Vortex Engineering
- Founded: 2001
- Headquarters: No 6B, 6th Floor, IIT Madras Research Park, Chennai, India
- Area served: Financial Institutions and banks
- Key people: L. Kannan, Founder Sathyan Gopalan, CEO Gopalakrishnan Srinivasan, Financial Controller
- Products: ATMs, Cash Dispenser, Multivendor ATM Monitoring and Management Software
- Services: ATM Managed Services
- Number of employees: 201-500
- Website: https://vortexindia.co.in

= Vortex Engineering =

Vortex Engineering is a pioneer in low-power ATMs and is an India-based technology company incubated by IIT-Madras. Vortex manufactures self-service transaction systems (such as ATMs) for banks, independent ATM operators, and other financial institutions. Vortex also owns a Multi-vendor ATM Monitoring and Management Software, developed in-house. It can monitor and manage any brand of ATM.

== Global market ==
Vortex ATMs have a global reach of up to 22 countries in Asia & Africa combined. As of March 2023, DR Congo, Djibouti, Ethiopia, Egypt, Ghana, Mauritania, Nigeria, Rwanda, South Africa, Tanzania, Uganda, and Zambia from Africa and Afghanistan, Bangladesh, Cambodia, India, Indonesia, Myanmar, Nepal, Philippines, Sri Lanka, and Vietnam from Asia are in its scope of business.

==History==
Incorporated on 12 March 2001, Vortex Engineering is a provider of Automated Teller Machines (ATMs) and multi-vendor ATM management software products. Founded by Mr Kannan Laxminarayan, an alumnus of the IIT-Madras. Later the company was incubated by IIT-Madras.

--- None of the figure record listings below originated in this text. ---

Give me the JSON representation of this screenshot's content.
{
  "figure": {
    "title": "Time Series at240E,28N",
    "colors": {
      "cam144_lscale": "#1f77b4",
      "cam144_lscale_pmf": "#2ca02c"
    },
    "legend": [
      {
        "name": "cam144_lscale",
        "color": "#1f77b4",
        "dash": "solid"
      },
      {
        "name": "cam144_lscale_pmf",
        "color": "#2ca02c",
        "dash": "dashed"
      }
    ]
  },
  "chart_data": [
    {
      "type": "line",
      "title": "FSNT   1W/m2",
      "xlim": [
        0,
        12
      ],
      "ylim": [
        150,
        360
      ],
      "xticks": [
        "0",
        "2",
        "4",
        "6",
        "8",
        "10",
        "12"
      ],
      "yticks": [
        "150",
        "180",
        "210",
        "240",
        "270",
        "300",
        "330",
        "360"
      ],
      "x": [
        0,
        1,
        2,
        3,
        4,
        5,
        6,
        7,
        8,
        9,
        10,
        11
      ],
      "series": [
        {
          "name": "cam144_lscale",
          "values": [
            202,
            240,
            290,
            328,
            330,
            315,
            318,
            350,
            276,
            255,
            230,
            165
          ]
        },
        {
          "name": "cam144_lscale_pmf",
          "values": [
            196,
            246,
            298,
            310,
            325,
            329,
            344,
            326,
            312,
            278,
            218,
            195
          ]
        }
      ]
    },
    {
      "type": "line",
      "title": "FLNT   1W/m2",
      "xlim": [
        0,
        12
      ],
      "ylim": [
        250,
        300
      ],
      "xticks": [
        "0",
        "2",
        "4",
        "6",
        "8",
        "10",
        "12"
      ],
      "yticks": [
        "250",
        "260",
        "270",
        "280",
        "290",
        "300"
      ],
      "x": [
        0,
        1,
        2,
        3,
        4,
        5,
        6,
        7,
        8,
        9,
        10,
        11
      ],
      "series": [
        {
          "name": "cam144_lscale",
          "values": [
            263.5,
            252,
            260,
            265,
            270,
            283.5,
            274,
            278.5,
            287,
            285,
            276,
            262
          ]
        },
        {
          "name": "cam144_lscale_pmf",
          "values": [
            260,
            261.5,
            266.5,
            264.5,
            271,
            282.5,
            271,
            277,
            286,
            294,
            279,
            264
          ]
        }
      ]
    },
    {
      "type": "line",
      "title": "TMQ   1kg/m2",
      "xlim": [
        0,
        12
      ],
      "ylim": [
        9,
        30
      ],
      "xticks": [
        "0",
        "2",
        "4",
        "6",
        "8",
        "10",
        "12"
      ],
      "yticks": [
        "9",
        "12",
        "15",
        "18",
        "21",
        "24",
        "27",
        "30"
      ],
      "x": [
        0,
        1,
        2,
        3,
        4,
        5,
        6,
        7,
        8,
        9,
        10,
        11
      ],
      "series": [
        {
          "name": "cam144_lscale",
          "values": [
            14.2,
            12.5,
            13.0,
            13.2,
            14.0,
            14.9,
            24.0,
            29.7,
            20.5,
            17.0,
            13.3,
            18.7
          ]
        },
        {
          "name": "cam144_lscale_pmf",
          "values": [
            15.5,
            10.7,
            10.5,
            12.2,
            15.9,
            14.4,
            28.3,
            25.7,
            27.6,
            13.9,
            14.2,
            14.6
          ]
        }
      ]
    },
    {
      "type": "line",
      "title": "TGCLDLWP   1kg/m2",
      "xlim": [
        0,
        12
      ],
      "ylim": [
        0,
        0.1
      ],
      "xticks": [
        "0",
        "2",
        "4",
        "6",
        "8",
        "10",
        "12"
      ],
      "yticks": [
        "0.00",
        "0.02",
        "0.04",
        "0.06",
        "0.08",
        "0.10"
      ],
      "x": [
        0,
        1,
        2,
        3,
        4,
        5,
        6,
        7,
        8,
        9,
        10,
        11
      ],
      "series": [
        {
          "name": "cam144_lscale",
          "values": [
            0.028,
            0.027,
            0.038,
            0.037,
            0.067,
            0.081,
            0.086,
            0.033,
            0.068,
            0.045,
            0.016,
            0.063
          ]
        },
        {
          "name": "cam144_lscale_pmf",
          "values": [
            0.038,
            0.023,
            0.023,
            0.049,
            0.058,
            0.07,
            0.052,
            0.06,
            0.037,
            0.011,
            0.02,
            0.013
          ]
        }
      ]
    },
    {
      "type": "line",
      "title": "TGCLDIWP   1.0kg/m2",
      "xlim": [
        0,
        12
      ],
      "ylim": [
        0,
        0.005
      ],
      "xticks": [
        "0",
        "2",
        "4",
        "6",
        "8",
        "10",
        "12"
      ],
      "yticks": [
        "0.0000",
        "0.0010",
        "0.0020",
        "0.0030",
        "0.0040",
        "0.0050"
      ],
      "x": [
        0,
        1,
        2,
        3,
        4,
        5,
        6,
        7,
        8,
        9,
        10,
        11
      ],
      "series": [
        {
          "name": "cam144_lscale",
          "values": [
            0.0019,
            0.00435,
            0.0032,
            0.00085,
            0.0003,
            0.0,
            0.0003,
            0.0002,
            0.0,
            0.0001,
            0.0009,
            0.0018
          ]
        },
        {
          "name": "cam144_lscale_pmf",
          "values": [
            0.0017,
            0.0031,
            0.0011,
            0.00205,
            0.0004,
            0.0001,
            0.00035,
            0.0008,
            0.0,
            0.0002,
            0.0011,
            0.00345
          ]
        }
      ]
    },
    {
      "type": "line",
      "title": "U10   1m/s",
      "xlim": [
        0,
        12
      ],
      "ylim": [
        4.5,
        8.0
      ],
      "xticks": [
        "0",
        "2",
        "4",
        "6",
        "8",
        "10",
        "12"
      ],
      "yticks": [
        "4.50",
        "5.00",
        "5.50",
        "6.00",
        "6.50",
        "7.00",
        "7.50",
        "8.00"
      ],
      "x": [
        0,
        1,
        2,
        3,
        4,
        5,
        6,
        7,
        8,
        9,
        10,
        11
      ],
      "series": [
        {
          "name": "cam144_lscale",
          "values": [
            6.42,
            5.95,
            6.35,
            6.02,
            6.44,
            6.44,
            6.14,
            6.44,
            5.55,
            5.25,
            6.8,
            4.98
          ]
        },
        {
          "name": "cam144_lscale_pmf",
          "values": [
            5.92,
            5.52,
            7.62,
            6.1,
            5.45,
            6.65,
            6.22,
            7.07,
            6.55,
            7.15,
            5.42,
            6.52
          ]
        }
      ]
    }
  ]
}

In March 2009, Vortex Engineering secured a seed capital infusion of Rs. 50 lakhs from the Aavishkaar Group. This injection of funds catalyzed the company's expansion and enabled it to further refine its products and services.

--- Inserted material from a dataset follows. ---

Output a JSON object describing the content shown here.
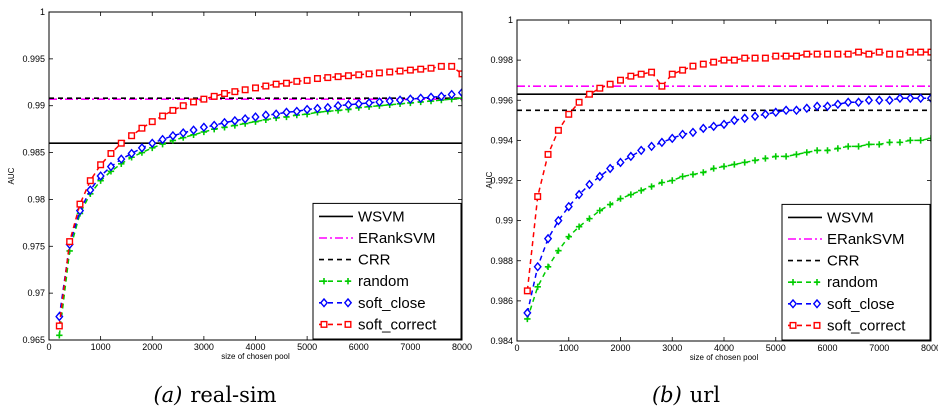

Major investors includes entities such as Aavishkaar, Tata Capital, Bamboo Capital, and IFC. Their first pilot deployment was for disbursal of NREGA wages through their ATMs in Tamil Nadu, in association with IIT Madras in 2008.

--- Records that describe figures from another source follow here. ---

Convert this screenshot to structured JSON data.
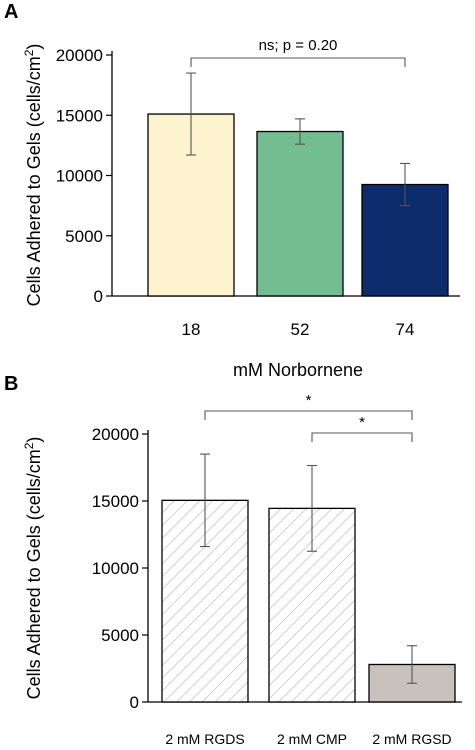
{
  "chart_data": [
    {
      "type": "bar",
      "panel": "A",
      "categories": [
        "18",
        "52",
        "74"
      ],
      "values": [
        15100,
        13650,
        9250
      ],
      "errors": [
        3400,
        1050,
        1750
      ],
      "colors": [
        "#fdf3cf",
        "#74bd90",
        "#0c2c6c"
      ],
      "xlabel": "mM Norbornene",
      "ylabel": "Cells Adhered to Gels (cells/cm",
      "ylabel_sup": "2",
      "ylabel_close": ")",
      "ylim": [
        0,
        20000
      ],
      "yticks": [
        "0",
        "5000",
        "10000",
        "15000",
        "20000"
      ],
      "yticks_values": [
        0,
        5000,
        10000,
        15000,
        20000
      ],
      "annotations": [
        {
          "from": 0,
          "to": 2,
          "text": "ns; p = 0.20"
        }
      ]
    },
    {
      "type": "bar",
      "panel": "B",
      "categories": [
        "2 mM RGDS",
        "2 mM CMP",
        "2 mM RGSD"
      ],
      "values": [
        15050,
        14450,
        2800
      ],
      "errors": [
        3450,
        3200,
        1400
      ],
      "colors": [
        "hatch",
        "hatch",
        "#c9c1bb"
      ],
      "xlabel": "",
      "ylabel": "Cells Adhered to Gels (cells/cm",
      "ylabel_sup": "2",
      "ylabel_close": ")",
      "ylim": [
        0,
        20000
      ],
      "yticks": [
        "0",
        "5000",
        "10000",
        "15000",
        "20000"
      ],
      "yticks_values": [
        0,
        5000,
        10000,
        15000,
        20000
      ],
      "annotations": [
        {
          "from": 0,
          "to": 2,
          "text": "*"
        },
        {
          "from": 1,
          "to": 2,
          "text": "*"
        }
      ]
    }
  ]
}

They made their first major breakthrough with the winning of an order for 545 ATMs including 300 solar powered ATMs from the State Bank of India. Vortex ATMs are currently used in almost all states of India. The total ATMs deployed across the globe had reached over 8000.

In June 2024, Vortex Engineering stakes had acquired by Vakrangee Limited.